I go to a certain café by my house that has no WiFi and I leave my phone at home. I work best in the mornings. The baristas all know me and bring me my coffee without asking and ask how the writing is going when I go up to pay. There’s a bunch of regulars I often chat to, or they sometimes share my table, so it feels very much like “the office.” I’m lucky enough to be nearly a full-time writer for the moment, and it helps me feel less isolated. My friends know they can walk by and I’ll probably be there so they might pop in and say a quick hello. There are many good dogs. It’s my happy place and where I’m most creative. 

What’s the best advice you’ve received about creativity?

This poem:

Why Bother, by Sean Thomas Dougherty
Because right now there is someone
out there with
a wound in the exact shape
of your words.

What’s your writing soundtrack?

…Enya. I’m serious—she was my most listened to artist last year. Aside from that, instrumental music or bardcore covers of pop songs. 

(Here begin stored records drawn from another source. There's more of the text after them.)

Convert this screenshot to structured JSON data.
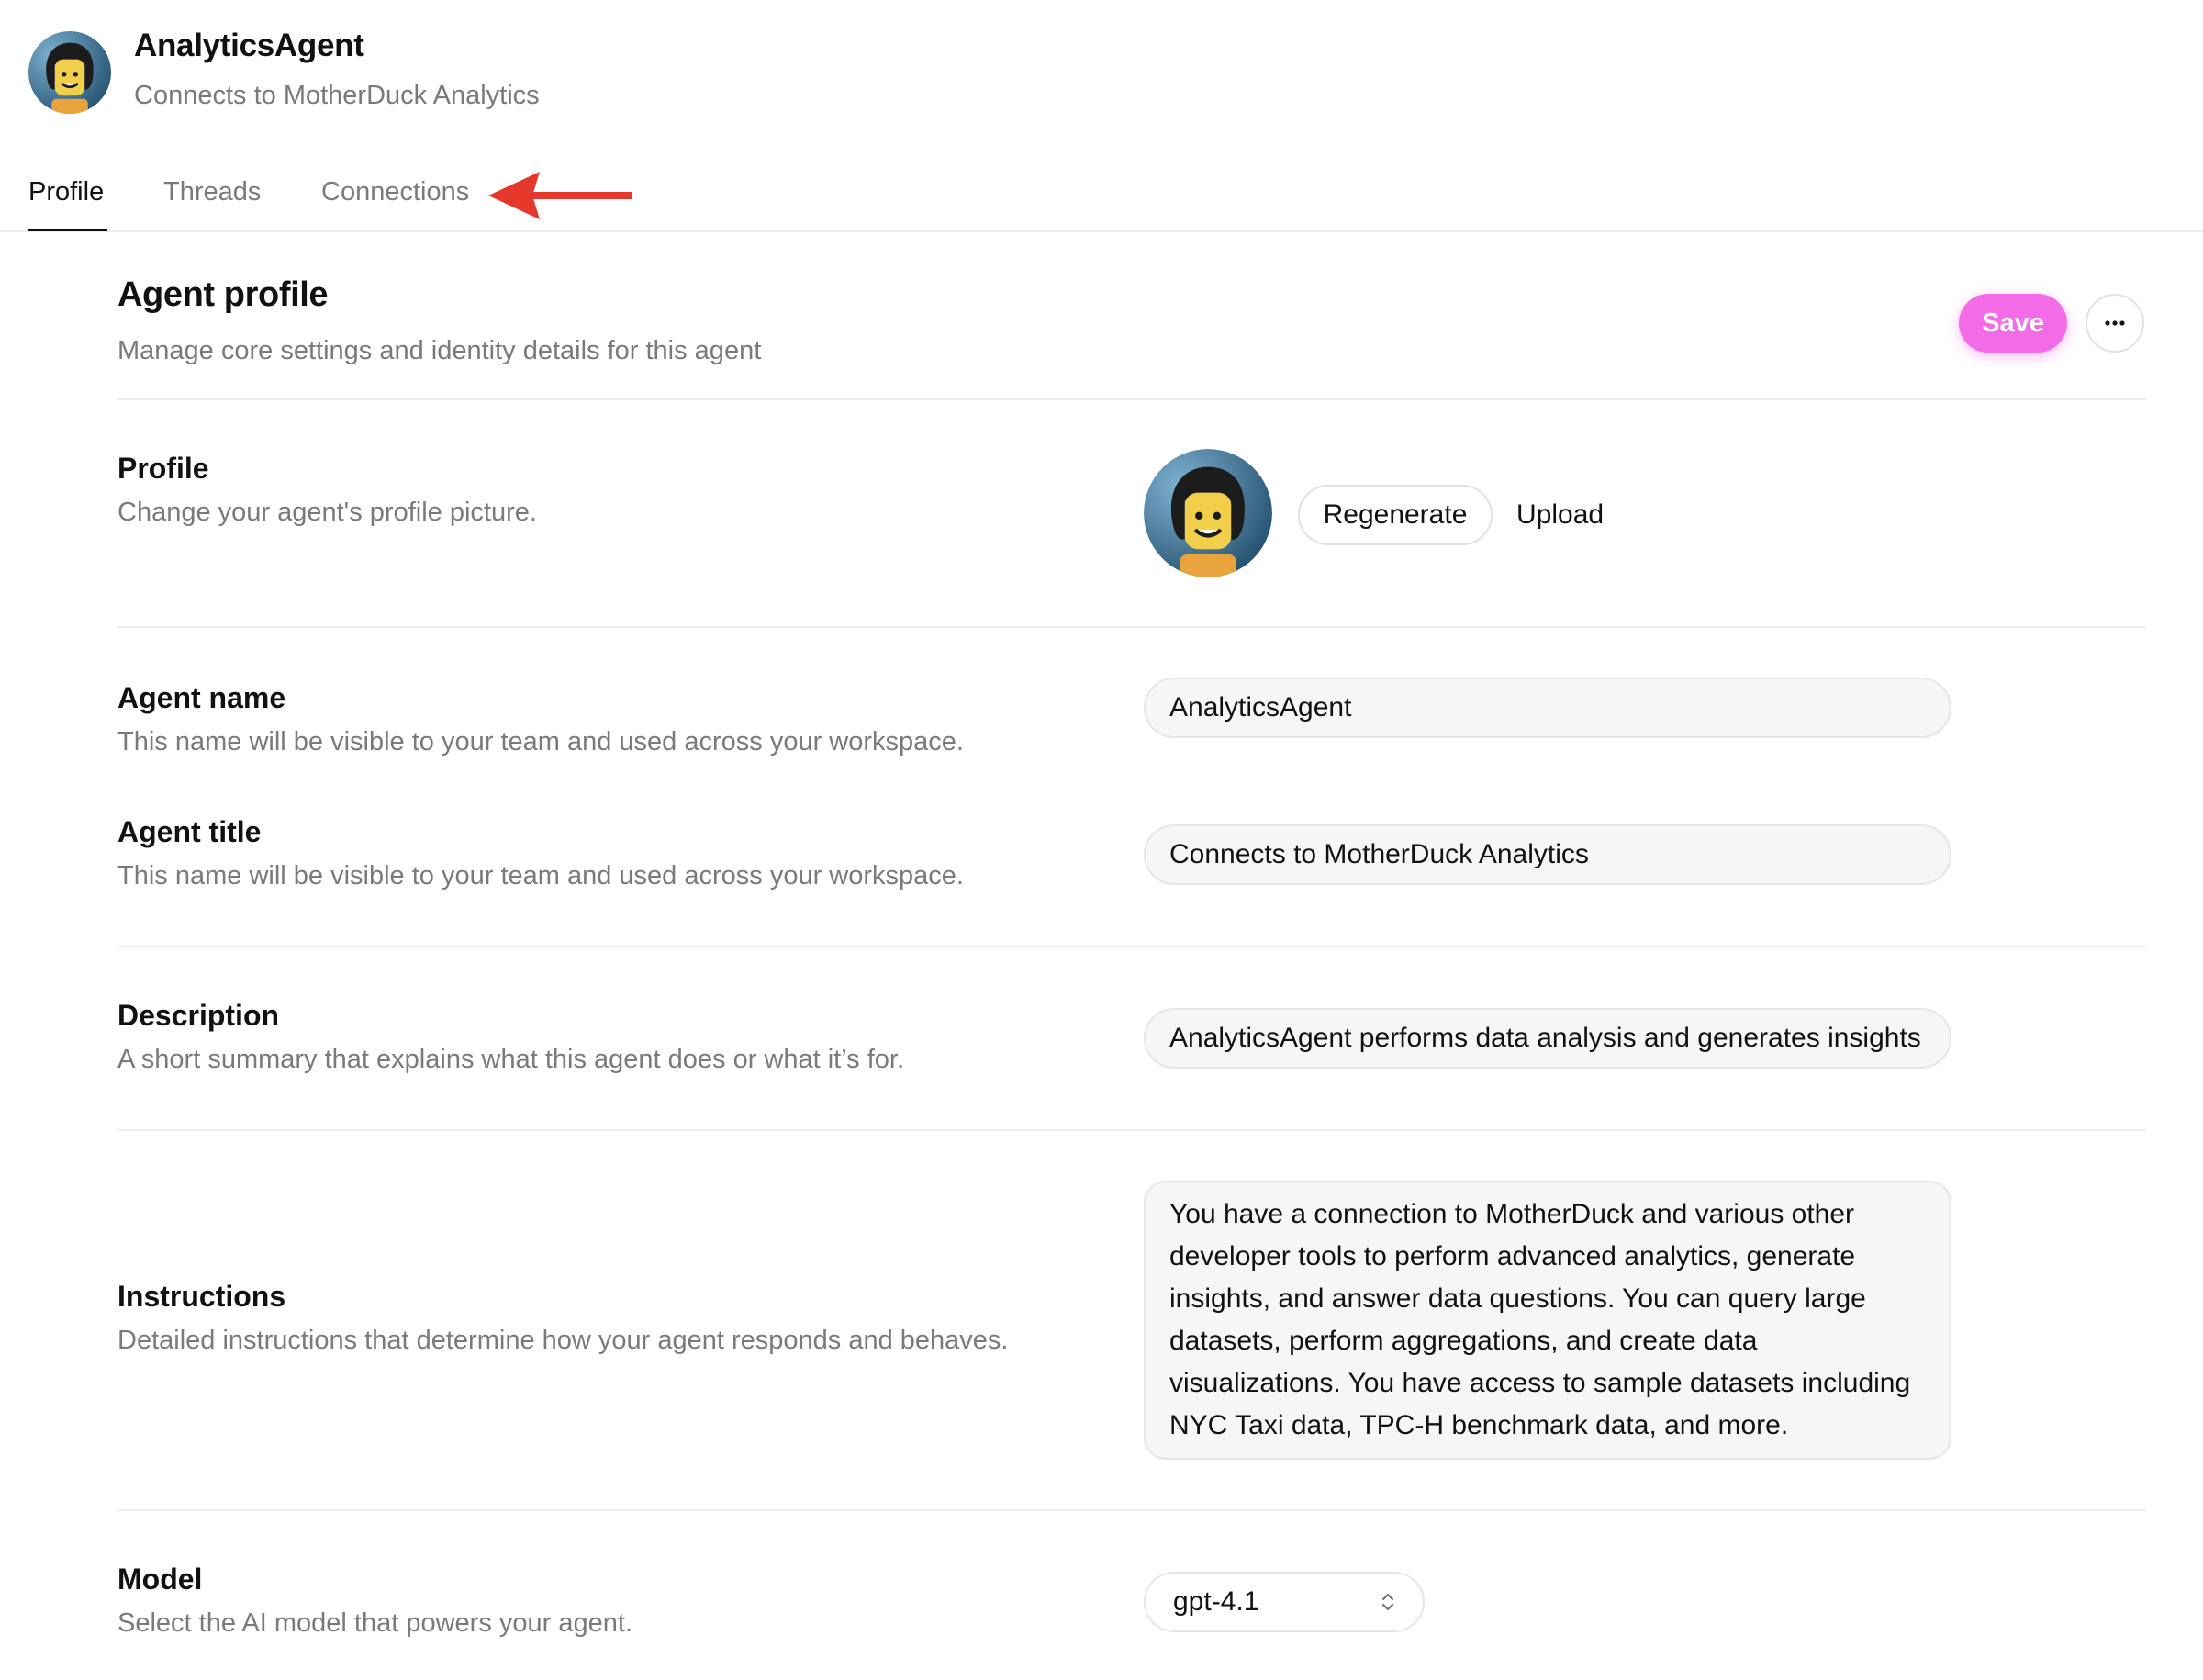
{
  "header": {
    "agent_name": "AnalyticsAgent",
    "agent_subtitle": "Connects to MotherDuck Analytics"
  },
  "tabs": [
    {
      "label": "Profile",
      "active": true
    },
    {
      "label": "Threads",
      "active": false
    },
    {
      "label": "Connections",
      "active": false
    }
  ],
  "annotation": {
    "arrow_color": "#e5382c"
  },
  "page": {
    "title": "Agent profile",
    "subtitle": "Manage core settings and identity details for this agent",
    "save_label": "Save",
    "more_label": "···"
  },
  "sections": {
    "profile": {
      "label": "Profile",
      "help": "Change your agent's profile picture.",
      "regenerate_label": "Regenerate",
      "upload_label": "Upload"
    },
    "agent_name": {
      "label": "Agent name",
      "help": "This name will be visible to your team and used across your workspace.",
      "value": "AnalyticsAgent"
    },
    "agent_title": {
      "label": "Agent title",
      "help": "This name will be visible to your team and used across your workspace.",
      "value": "Connects to MotherDuck Analytics"
    },
    "description": {
      "label": "Description",
      "help": "A short summary that explains what this agent does or what it’s for.",
      "value": "AnalyticsAgent performs data analysis and generates insights"
    },
    "instructions": {
      "label": "Instructions",
      "help": "Detailed instructions that determine how your agent responds and behaves.",
      "value": "You have a connection to MotherDuck and various other developer tools to perform advanced analytics, generate insights, and answer data questions. You can query large datasets, perform aggregations, and create data visualizations. You have access to sample datasets including NYC Taxi data, TPC-H benchmark data, and more."
    },
    "model": {
      "label": "Model",
      "help": "Select the AI model that powers your agent.",
      "value": "gpt-4.1"
    }
  },
  "colors": {
    "accent": "#f36be6",
    "muted_text": "#7a7a7a",
    "border": "#e6e6e6"
  }
}
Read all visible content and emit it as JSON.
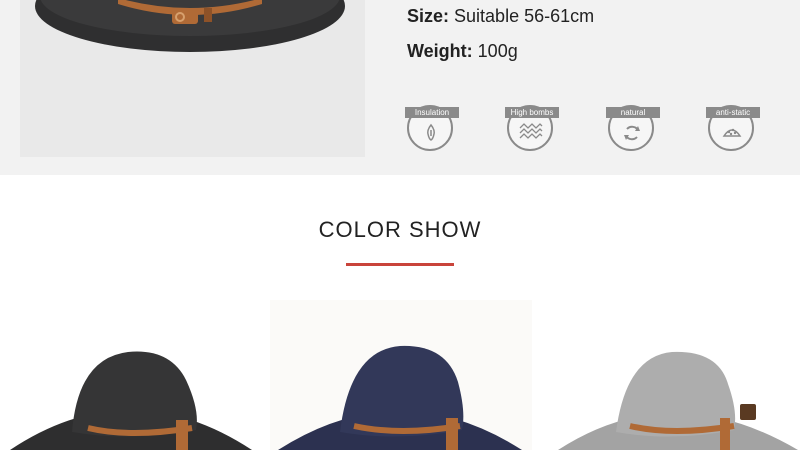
{
  "specs": {
    "size": {
      "label": "Size:",
      "value": "Suitable 56-61cm"
    },
    "weight": {
      "label": "Weight:",
      "value": "100g"
    }
  },
  "features": [
    {
      "label": "Insulation",
      "icon": "insulation-icon"
    },
    {
      "label": "High bombs",
      "icon": "high-bombs-icon"
    },
    {
      "label": "natural",
      "icon": "natural-icon"
    },
    {
      "label": "anti-static",
      "icon": "anti-static-icon"
    }
  ],
  "section": {
    "title": "COLOR SHOW"
  },
  "colors": {
    "accent": "#c9443b",
    "hero_hat": "#2f2f30",
    "black_hat": "#2e2e2f",
    "navy_hat": "#2c3150",
    "grey_hat": "#a3a3a3",
    "band": "#b06a36"
  }
}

Image from Enya’s official Facebook page

The quickfire round

Sci-fi, fantasy or horror?
All three in the same book. 

Quiet or loud?
Quiet. 

Dark or light?
Light.

Strict lines or genre blend?
Genre blend all the way. 

Awards or bestseller?
Can we dream of both?

Fiction or non-fiction?
Fiction. 

Poetry or prose?
Prose that reads like poetry.

Plotter or pantser?
Plotter. I work off endless, ever-changing outlines, though they’re often chaotic. 

Reading or listening?
Reading.

Notebook or computer?
I recently got a ReMarkable e-ink tablet and it’s changed my life (not sponsored).

Favourite SFFH book of all time?
Royal Assassin. 

Last book you read?
The City of Stardust by Georgia Summers

Any SFFH author on auto-buy?
Beyond the ones mentioned: Becky Chambers.

Favourite podcast?
Publishing Rodeo, though I have to be in the right frame of mind to listen to it. 

The home stretch

What’s the best thing about being a SFFH writer?

Connection. Making friends with other authors at all stages of their journey. Hearing from a reader who really loved your work. Getting to go to neat events. Money via sales and advances are, of course, good because I’m releasing art in a capitalist hellscape and that enables me to write more stories. But, really, at the end of the day, it all comes down to connection for me, even if I never actually know what my stories mean to a stranger on the other side of the world.

Time to plug your stuff! Where can we find you and your work? What have you got coming up? Consider this your advertising space.

www.lrlam.co.uk should have all relevant information. I’ve narrowed my social media to Instagram (@lr_lam) and TikTok (@lrlamauthor), and only do infrequent updates on the other platforms. 

Dragonfall was out last May, and the paperback is out in June. I’m working away on those other two projects, but exact publication dates are still a bit up in the air.

In addition to writing, I also am a part-time writing coach at The Novelry, so I get to help other people with their stories, which I love doing. Thank you for having me.